A Argélia é um país especial do norte de África, antigo
porto de piratas onde as terras tocam o Mediterrânio e pórtico privilegiado
para o deserto do Saara. Albert Camus, Prémio Nobel da Literatura em 1957,
nasceu em Mondovi (actual Dréan) quando a Argélia era uma colónia francesa. No
seu primeiro romance, intitulado “O Estrangeiro”, ofereceu-nos a temperatura de um território permeável à indolência. O mar e o deserto são
nesse livro, o primeiro pela presença física, o segundo pela aparência
filosófica, dois elementos fundadores daquilo a que hoje damos o nome de homem
absurdo: aquele que, confrontado com a sua finitude, não vê senão numa
revolta que sabe à partida fracassada o rumo para o sentido da sua existência.
É
de "O Estrangeiro" que me lembro, também, quando regresso ao imaginário musical de Hector
Zazou. Igualmente nascido na Argélia, Zazou foi um produtor musical prolífico. Trabalhou
com músicos de proveniências diversas promovendo encontros entre a modernidade
e a chamada música tradicional.
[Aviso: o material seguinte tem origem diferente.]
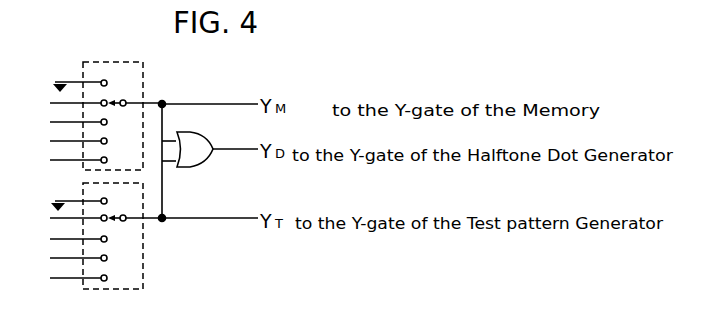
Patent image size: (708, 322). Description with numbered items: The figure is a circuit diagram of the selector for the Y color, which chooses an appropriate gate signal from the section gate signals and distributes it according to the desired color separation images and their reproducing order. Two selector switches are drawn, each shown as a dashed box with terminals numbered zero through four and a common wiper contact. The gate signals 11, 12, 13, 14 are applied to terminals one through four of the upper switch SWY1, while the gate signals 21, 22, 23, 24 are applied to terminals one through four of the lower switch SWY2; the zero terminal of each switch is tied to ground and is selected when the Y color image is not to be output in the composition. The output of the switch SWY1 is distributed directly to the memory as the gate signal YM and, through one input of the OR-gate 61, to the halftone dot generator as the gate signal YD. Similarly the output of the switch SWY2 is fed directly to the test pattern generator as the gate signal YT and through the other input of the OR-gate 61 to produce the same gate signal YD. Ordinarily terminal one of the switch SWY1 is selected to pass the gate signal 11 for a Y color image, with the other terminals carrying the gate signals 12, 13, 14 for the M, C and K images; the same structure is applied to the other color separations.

The gate signal 11 is at (64, 103).
The gate signal 12 is at (64, 122).
The gate signal 13 is at (64, 141).
The gate signal 14 is at (64, 160).
The gate signal 21 is at (62, 219).
The gate signal 22 is at (62, 239).
The gate signal 23 is at (62, 258).
The gate signal 24 is at (62, 278).
The OR-gate 61 is at (197, 136).
The switch SWY1 is at (143, 82).
The switch SWY2 is at (143, 283).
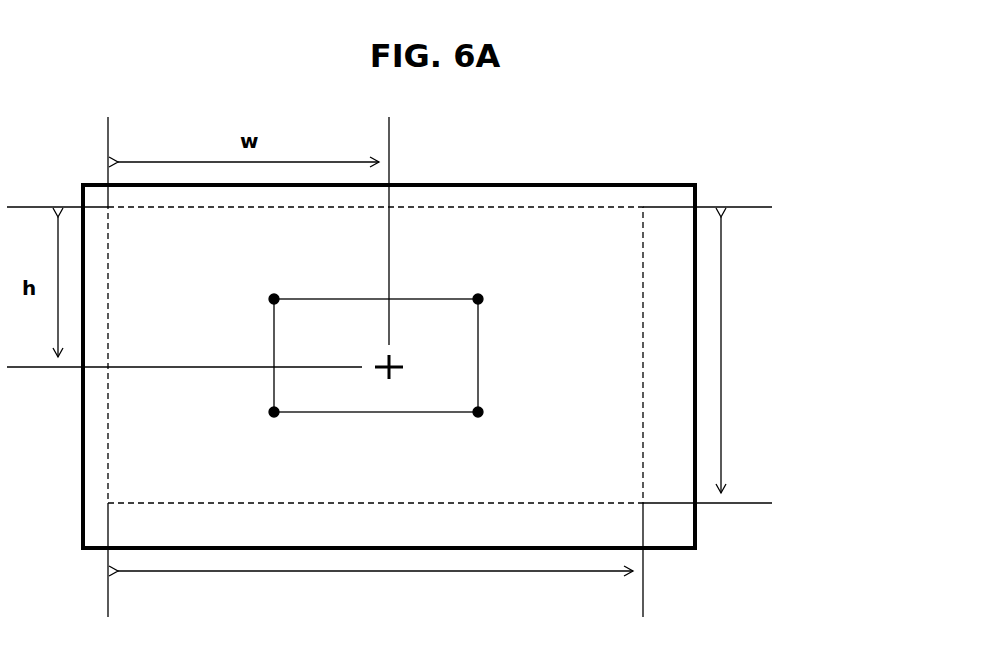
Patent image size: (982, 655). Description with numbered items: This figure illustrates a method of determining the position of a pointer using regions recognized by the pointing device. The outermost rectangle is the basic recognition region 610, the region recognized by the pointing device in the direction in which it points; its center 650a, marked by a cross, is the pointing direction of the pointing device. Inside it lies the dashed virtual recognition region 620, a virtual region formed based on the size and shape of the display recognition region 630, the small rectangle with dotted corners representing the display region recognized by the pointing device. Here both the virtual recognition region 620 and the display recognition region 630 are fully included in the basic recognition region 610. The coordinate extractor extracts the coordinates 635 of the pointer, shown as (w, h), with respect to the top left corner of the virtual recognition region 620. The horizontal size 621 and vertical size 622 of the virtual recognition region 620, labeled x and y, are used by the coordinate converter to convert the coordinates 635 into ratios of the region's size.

The basic recognition region 610 is at (650, 185).
The virtual recognition region 620 is at (552, 207).
The horizontal size 621 is at (390, 593).
The vertical size 622 is at (758, 358).
The display recognition region 630 is at (434, 299).
The coordinates of the pointer 635 is at (425, 398).
The center of the basic recognition region 650a is at (405, 353).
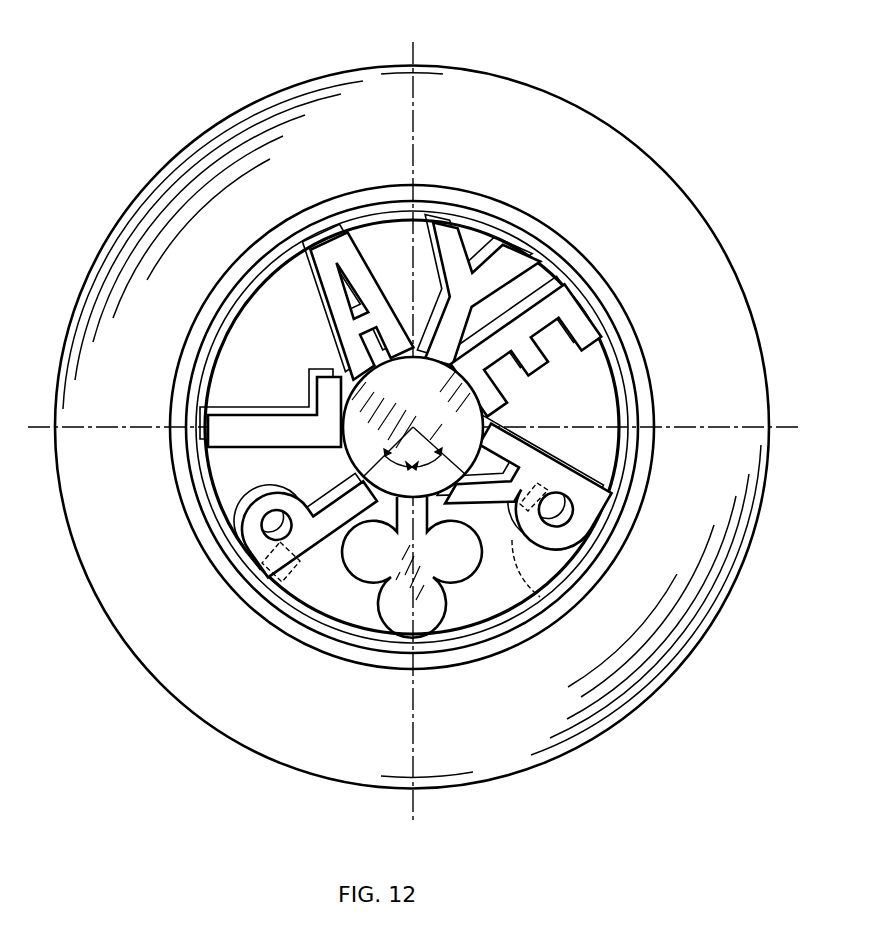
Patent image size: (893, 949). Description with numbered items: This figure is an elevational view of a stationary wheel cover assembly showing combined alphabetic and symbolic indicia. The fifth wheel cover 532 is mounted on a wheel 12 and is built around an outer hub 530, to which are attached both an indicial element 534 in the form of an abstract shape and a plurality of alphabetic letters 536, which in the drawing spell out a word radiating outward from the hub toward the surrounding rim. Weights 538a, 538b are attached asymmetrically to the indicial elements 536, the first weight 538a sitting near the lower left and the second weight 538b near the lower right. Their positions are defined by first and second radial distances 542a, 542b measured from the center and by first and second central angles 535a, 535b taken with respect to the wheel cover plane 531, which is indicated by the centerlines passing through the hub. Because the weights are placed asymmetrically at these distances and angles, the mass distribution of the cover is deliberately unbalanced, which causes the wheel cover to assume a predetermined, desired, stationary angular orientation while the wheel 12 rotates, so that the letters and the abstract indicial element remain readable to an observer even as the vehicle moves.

The wheel 12 is at (625, 540).
The outer hub 530 is at (350, 378).
The wheel cover plane 531 is at (415, 50).
The fifth wheel cover 532 is at (572, 268).
The indicial element 534 is at (418, 603).
The first central angle 535a is at (356, 568).
The second central angle 535b is at (475, 563).
The alphabetic letters 536 is at (312, 270).
The first weight 538a is at (262, 563).
The second weight 538b is at (553, 595).
The first radial distance 542a is at (386, 470).
The second radial distance 542b is at (518, 430).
Foi, à sua maneira, um dos grandes impulsores da
chamada world music. Em nome individual, assinou belíssimos álbuns onde vimos
confluir tradição e modernidade. O deserto e o mar foram duas componentes
essenciais numa obra iniciada na década de 1980, mas será em meados da década
seguinte, com a publicação de dois álbuns magníficos, que melhor perceberemos a
importância da paisagem geográfica no enraizamento cultural desta música.
Em
Sahara Blue (1994) apropriou-se do universo poético de Arthur Rimbaud,
intentando uma jornada pelo deserto em busca do silêncio fundador das palavras.
Ao contrário dos ermitas, fê-lo em boa companhia. John Cale, David Sylvian,
Ryuichi Sakamoto, Brendan Perry & Lisa Gerrard, Bill Laswell foram apenas
alguns dos ilustres “compagnons de route”. No ano seguinte, tendo o mar por
tema, ofereceu-nos uma das mais belas peças musicais de que tenho memória.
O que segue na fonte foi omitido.